The pain in her eyes burned into him as she shook her head violently. “He means it. I’m telling you.”
“No, it’s just like at work—with his suppliers, he’s always pulling that crap. It’s the only way he knows to get his way. I know he’d never...Dad’s a son of a bitch sometimes, Amber, but he would never do anything to...hurt me. Hurt us.”
“He doesn’t give a damn about us.” The bitterness in her voice chilled him, and he put out a hand to caress her face, still her trembling.
She pushed it away.
“Come with me now.” The urgency in her voice was raw and powerful. “With us gone,
he won’t have any reason to hurt her.”
“Hurt...your mother? She doesn’t have anything to do with this! Besides, it’s all about my mother, I know she put him up to this.”
“She doesn’t matter.” Amber’s voice was dull.
“Look Amber...we don’t care what they think, remember? Look. This will blow over. Trust me. Dad—he’ll come around.”
Amber’s hand shot out and grabbed his wrist with surprising force.
“I’m begging you,” she whispered. “Please, please, Mac. I love you more than anything in the world. Come with me.”
The silence was long, her grip on him relaxing only when he finally shook his head.
“I can’t,” he whispered.
He would never forget the anguish in her eyes as she begged, her limbs shivering against him.
Or how it deepened when she understood he wasn’t coming, how she slowly drew away from him, tears streaking down her face, how she gave him one last look before tearing from his arms and running, running out of his life.
He hadn’t known then it was forever.
And now she was telling him the secret lay with his father.
In the days after Amber left, Pete wasn’t his usual self, it was true. He muttered a few words of comfort as Mac stood in the cramped kitchen, staring out the window long after his coffee grew cold. “You’re hurtin’ now, son,” he’d said. “But this will all pass. It’s for the best.”
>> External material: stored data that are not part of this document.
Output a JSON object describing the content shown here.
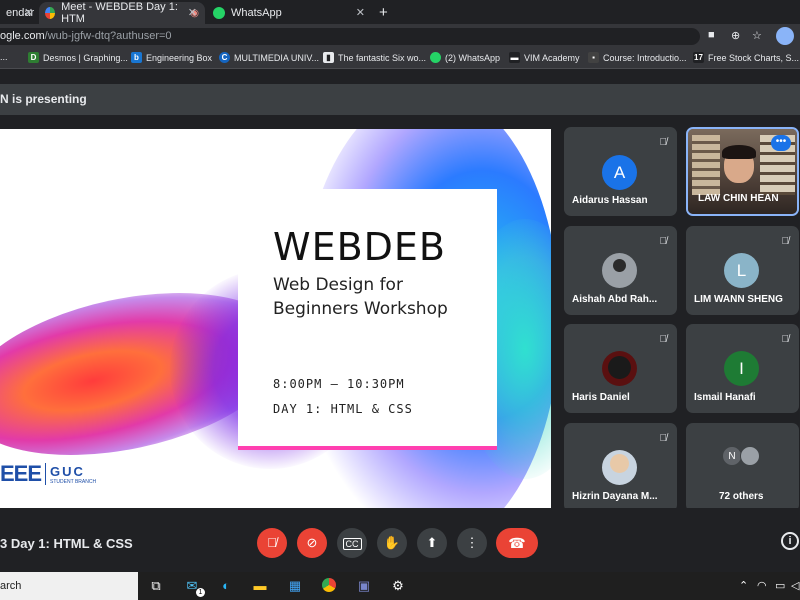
{
  "browser": {
    "tabs": [
      {
        "label": "endar"
      },
      {
        "label": "Meet - WEBDEB Day 1: HTM"
      },
      {
        "label": "WhatsApp"
      }
    ],
    "new_tab": "+",
    "url_host": "ogle.com",
    "url_path": "/wub-jgfw-dtq?authuser=0",
    "bookmarks": [
      {
        "label": "...",
        "icon": "doc-icon"
      },
      {
        "label": "Desmos | Graphing...",
        "icon": "desmos-icon"
      },
      {
        "label": "Engineering Box",
        "icon": "box-icon"
      },
      {
        "label": "MULTIMEDIA UNIV...",
        "icon": "c-icon"
      },
      {
        "label": "The fantastic Six wo...",
        "icon": "page-icon"
      },
      {
        "label": "(2) WhatsApp",
        "icon": "whatsapp-icon"
      },
      {
        "label": "VIM Academy",
        "icon": "vim-icon"
      },
      {
        "label": "Course: Introductio...",
        "icon": "course-icon"
      },
      {
        "label": "Free Stock Charts, S...",
        "icon": "tv-icon"
      }
    ]
  },
  "meet": {
    "presenting_text": "N is presenting",
    "slide": {
      "title": "WEBDEB",
      "subtitle": "Web Design for Beginners Workshop",
      "time": "8:00PM – 10:30PM",
      "day": "DAY 1: HTML & CSS",
      "logo_left": "EEE",
      "logo_right": "GUC",
      "logo_sub": "STUDENT BRANCH"
    },
    "participants": [
      {
        "name": "Aidarus Hassan",
        "initial": "A",
        "color": "#1a73e8"
      },
      {
        "name": "LAW CHIN HEAN",
        "initial": "",
        "color": "#8d6e63"
      },
      {
        "name": "Aishah Abd Rah...",
        "initial": "",
        "color": "#5f6368"
      },
      {
        "name": "LIM WANN SHENG",
        "initial": "L",
        "color": "#8ab4c8"
      },
      {
        "name": "Haris Daniel",
        "initial": "",
        "color": "#7b1f1f"
      },
      {
        "name": "Ismail Hanafi",
        "initial": "I",
        "color": "#1e7b34"
      },
      {
        "name": "Hizrin Dayana M...",
        "initial": "",
        "color": "#a8b8c8"
      },
      {
        "name": "72 others",
        "initial": "N",
        "color": "#5f6368"
      }
    ],
    "meeting_title": "3 Day 1: HTML & CSS"
  },
  "taskbar": {
    "search_text": "arch",
    "mail_badge": "1"
  }
}
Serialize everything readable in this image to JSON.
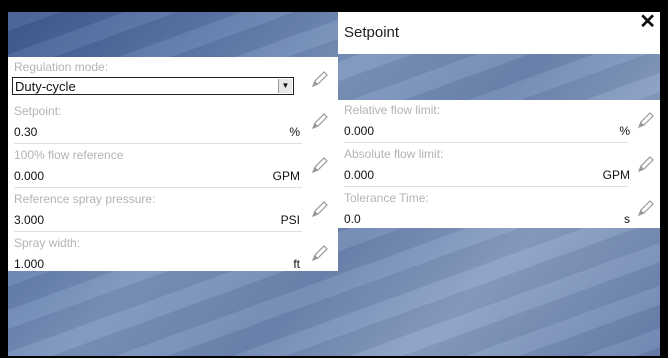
{
  "dialog": {
    "title": "Setpoint",
    "close": "✕"
  },
  "left": {
    "regulation_mode": {
      "label": "Regulation mode:",
      "value": "Duty-cycle"
    },
    "setpoint": {
      "label": "Setpoint:",
      "value": "0.30",
      "unit": "%"
    },
    "flow_reference": {
      "label": "100% flow reference",
      "value": "0.000",
      "unit": "GPM"
    },
    "spray_pressure": {
      "label": "Reference spray pressure:",
      "value": "3.000",
      "unit": "PSI"
    },
    "spray_width": {
      "label": "Spray width:",
      "value": "1.000",
      "unit": "ft"
    }
  },
  "right": {
    "relative_flow": {
      "label": "Relative flow limit:",
      "value": "0.000",
      "unit": "%"
    },
    "absolute_flow": {
      "label": "Absolute flow limit:",
      "value": "0.000",
      "unit": "GPM"
    },
    "tolerance_time": {
      "label": "Tolerance Time:",
      "value": "0.0",
      "unit": "s"
    }
  },
  "icons": {
    "edit": "pencil-icon",
    "dropdown": "dropdown-arrow-icon"
  }
}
And they’d never spoken of it again. Like so many things, it became part of the silent fabric of their relationship. Years went by and the son, now a man, worked side by side with his father. Two men who loved each other awkwardly, revealing little, asking even less.
But no one could accuse Mac of not trying to understand him, in those final days, when his father’s life was ebbing away. Mac had made a last effort to get to know his father.
It had been an effort a long time coming. His father was the one constant, an eternal, silent, brooding presence who was always there.
Mac remembered a set of tools, cut small for a child’s hand, that his father gave him when he was barely old enough to see up on the work benches. He remembered how his father took him to the shop after school, on weekends. He certainly wasn’t wanted at home; his mother’s bridge club and garden club and ladies’ auxiliary left little time for him.